Machine Learning and Neural Networks

Authors:
Mohamed Tarek, Andreu Vall

Context and evolution

Use cases

Toxicity prediction with deep learning

Image-based diagnostic with deep learning

What is machine learning?

Main categories of machine learning (ML)

Supervised ML

  • Prediction
  • Classification

Unsupervised ML

  • Generative models
  • Feature extraction
  • Clustering

Semi-supervised ML

  • Has components of both supervised and unsupervised ML
  • Examples:
    • Conditional generative models
    • Unsupervised then supervised ML

Reinforcement learning

  • ML for sequential decision-making in a stochastic environment
  • Not in scope for this training

ML algorithms

  • ML using neural networks is known as deep learning (DL).
  • Not all ML algorithms use neural networks.
  • Many ML algorithms use probabilistic models as their work-horse.
  • Probabilistic machine learning algorithms borrow many concepts from computational (Bayesian) statistics.
  • Not all machine learning algorithms use probabilistic models, e.g.
    • K-nearest neighbor algorithm
    • Decision trees
    • Hierarchical clustering
    • DBSCAN

ML is not all new!

  • Machine learning builds on and often re-invents many fields including:
    • Statistics
    • Optimization
    • Image and signal processing
    • Software engineering
  • Related terms:
    • Data mining
    • Data science
    • Artificial intelligence

Probabilistic supervised ML

Scope

  • Data type: labelled data \((\mathbf{x}_i, \mathbf{y}_i)\) for \(i \in 1, \dots, N\)
  • Tasks:
    • Prediction, or
    • Classification
  • Model type:
    • Conditional model of \(\mathbf{y} \mid \mathbf{x}\)
    • Also known as a discriminative model

Prediction model examples

  • Unconstrained response (positive or negative)
    • Prediction is \(\mathbf{f}(\mathbf{x})\).
    • The covariance matrix \(\mathbf{\Sigma}\) is often diagonal and can be fixed (not estimated).

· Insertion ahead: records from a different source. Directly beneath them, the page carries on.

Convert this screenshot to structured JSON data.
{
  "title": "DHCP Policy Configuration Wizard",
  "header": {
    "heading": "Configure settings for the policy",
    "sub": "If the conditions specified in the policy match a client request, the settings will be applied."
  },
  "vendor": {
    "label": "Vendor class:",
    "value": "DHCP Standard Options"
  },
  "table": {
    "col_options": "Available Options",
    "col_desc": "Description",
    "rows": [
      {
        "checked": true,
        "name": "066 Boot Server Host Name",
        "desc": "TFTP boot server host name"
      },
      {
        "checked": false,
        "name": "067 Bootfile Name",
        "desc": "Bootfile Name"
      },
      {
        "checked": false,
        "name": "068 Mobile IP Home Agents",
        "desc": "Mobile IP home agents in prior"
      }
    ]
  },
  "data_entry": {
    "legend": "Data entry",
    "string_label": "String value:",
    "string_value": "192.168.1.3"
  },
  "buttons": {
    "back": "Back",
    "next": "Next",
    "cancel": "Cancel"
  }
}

\[ \mathbf{y} \sim \text{Normal}(\mathbf{f}(\mathbf{x}), \mathbf{\Sigma}) \]

  • Positive response
    • Prediction is the mean/median/mode of the distribution.
    • The median is the element-wise exponential of \(\mathbf{f}(\mathbf{x})\).

\[ \mathbf{y} \sim \text{LogNormal}(\mathbf{f}(\mathbf{x}), \mathbf{\Sigma}) \]

Classification model examples

  • Binary classification

\[ \begin{aligned} y & \sim \text{Bernoulli}(\text{logistic}(f(\mathbf{x}))) \\ \text{logistic}(z) & = \frac{1}{1 + e^{-z}} \end{aligned} \]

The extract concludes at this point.